Plasma from COVID-19 convalescents does not help other patients


One of the treatments for coronavirus infection is blood plasma transfusion from another person who is recovering from COVID-19 or has just recovered. It is assumed that the patient should be saved by foreign antibodies. Immunity produces them against any pathogen, and against coronavirus too, and since a person was able to defeat the disease, it means that his immune cells were able to select the right antibodies and synthesized them in large quantities. It remains to take blood from the convalescent, clear it of erythrocytes (to avoid clotting) and some other components, and transfuse it to the patient. This method is recommended for seriously ill patients who are already seriously threatened by an artificial respiration apparatus (IVL).

However, researchers from McMaster University, The University of Montreal and other research centers have come to the conclusion that the benefits of convalescent plasma are greatly exaggerated. In an article in Nature Medicine they describe clinical observations of 940 covid patients from 72 hospitals in Canada, the United States and Brazil. Some were transfused with plasma, some were treated with other methods, but both were almost equally likely to be on mechanical ventilation and died with equal probability.

The authors also write that the transfused plasma was very different in the quantity and quality of anti-coronavirus antibodies. And, paradoxically, if the antibodies in the donor plasma were not very suitable for the coronavirus, or the concentration of antibodies was low, then the patient’s condition was likely to worsen. The authors of the work explain this by the fact that less successful donor antibodies do not help, but interfere with the patient’s immunity; Obviously, something similar happens when there are relatively few antibodies in the transfused plasma.

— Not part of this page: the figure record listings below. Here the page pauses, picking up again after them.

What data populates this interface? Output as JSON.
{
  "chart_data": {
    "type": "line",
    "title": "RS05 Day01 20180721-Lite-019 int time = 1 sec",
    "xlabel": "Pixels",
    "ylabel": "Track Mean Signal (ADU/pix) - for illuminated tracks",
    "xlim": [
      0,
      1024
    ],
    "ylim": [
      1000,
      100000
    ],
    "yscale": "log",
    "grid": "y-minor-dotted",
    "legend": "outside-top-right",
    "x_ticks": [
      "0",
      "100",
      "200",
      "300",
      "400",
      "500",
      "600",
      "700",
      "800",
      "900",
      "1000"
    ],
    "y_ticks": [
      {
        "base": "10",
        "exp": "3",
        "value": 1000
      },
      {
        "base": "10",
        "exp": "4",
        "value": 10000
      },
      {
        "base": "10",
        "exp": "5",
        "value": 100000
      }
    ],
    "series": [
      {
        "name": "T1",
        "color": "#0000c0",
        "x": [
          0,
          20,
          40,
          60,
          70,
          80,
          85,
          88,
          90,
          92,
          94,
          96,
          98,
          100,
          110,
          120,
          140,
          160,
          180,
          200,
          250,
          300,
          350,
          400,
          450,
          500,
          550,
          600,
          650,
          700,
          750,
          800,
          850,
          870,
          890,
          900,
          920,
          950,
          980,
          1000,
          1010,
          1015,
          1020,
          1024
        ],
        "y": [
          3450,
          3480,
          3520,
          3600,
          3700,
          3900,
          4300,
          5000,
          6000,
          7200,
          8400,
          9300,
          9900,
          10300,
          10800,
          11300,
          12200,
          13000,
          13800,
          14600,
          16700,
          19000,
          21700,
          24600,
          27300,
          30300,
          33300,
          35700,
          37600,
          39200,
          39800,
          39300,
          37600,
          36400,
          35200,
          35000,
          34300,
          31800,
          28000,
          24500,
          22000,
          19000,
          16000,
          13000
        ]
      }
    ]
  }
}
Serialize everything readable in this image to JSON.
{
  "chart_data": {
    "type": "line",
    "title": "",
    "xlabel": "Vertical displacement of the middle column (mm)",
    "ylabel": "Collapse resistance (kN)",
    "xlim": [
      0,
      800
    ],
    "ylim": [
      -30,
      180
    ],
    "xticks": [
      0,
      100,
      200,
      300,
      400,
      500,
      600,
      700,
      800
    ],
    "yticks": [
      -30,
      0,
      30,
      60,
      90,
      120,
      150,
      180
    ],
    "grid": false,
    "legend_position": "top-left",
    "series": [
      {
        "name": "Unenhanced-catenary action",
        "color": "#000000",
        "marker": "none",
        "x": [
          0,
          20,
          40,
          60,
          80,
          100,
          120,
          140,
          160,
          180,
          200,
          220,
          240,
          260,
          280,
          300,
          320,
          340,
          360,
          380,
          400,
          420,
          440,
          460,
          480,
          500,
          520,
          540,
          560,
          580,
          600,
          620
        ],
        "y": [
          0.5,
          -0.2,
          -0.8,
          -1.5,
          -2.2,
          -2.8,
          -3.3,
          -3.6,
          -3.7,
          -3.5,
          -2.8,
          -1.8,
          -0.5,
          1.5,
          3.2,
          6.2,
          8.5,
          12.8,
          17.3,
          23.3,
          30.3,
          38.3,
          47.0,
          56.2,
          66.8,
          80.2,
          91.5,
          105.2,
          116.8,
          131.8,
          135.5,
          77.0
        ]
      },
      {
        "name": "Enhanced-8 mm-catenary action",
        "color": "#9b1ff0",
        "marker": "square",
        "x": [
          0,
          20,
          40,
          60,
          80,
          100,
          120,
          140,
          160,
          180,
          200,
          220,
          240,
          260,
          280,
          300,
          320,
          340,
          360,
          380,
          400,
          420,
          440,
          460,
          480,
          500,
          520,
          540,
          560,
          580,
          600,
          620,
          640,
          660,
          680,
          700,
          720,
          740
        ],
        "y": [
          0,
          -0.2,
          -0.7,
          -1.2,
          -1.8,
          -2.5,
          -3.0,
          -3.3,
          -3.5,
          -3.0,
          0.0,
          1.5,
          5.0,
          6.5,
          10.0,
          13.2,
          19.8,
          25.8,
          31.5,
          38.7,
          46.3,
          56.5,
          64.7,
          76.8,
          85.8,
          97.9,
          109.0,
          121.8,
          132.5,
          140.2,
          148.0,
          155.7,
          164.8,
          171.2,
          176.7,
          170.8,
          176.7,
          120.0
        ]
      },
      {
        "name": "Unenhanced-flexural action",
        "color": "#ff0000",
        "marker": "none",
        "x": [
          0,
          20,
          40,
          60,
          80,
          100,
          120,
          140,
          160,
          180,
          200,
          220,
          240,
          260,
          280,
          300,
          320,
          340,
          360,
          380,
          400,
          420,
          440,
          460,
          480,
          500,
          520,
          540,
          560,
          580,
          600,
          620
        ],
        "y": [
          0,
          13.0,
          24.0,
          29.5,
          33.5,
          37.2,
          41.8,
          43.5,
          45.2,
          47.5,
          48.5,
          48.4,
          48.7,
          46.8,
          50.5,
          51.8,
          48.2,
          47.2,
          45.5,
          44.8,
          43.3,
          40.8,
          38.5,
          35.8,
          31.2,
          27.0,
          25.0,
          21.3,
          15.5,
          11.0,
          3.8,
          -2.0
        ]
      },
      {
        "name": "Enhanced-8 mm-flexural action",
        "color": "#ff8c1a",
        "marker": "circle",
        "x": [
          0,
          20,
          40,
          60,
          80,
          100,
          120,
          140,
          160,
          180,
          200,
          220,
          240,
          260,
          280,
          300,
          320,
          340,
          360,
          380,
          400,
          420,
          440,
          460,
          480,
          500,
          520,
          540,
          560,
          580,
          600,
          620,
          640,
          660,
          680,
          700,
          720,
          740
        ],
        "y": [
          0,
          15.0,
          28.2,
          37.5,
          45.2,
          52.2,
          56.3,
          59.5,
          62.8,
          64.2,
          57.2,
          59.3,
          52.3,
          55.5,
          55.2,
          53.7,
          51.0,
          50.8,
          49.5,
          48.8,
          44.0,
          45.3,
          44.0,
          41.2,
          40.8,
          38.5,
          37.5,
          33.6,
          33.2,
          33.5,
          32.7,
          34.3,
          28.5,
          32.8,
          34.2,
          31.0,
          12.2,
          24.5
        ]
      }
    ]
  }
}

This can explain the results of other observations that indicate the benefits of donor plasma: according to the researchers, the benefits in such cases are visible only when plasma with a high concentration of adequate antibodies is compared with plasma with a low concentration of antibodies or with not very good antibodies. If we compare “good” plasma with other methods of therapy, then, as it was said, there is no statistically significant advantage of plasma. (In this case, even “good” plasma is fraught with allergic complications.)

Obviously, the new data will be double-checked, but so far the researchers are confident enough in them to discourage the use of donor plasma in the treatment of severe cases of COVID-19.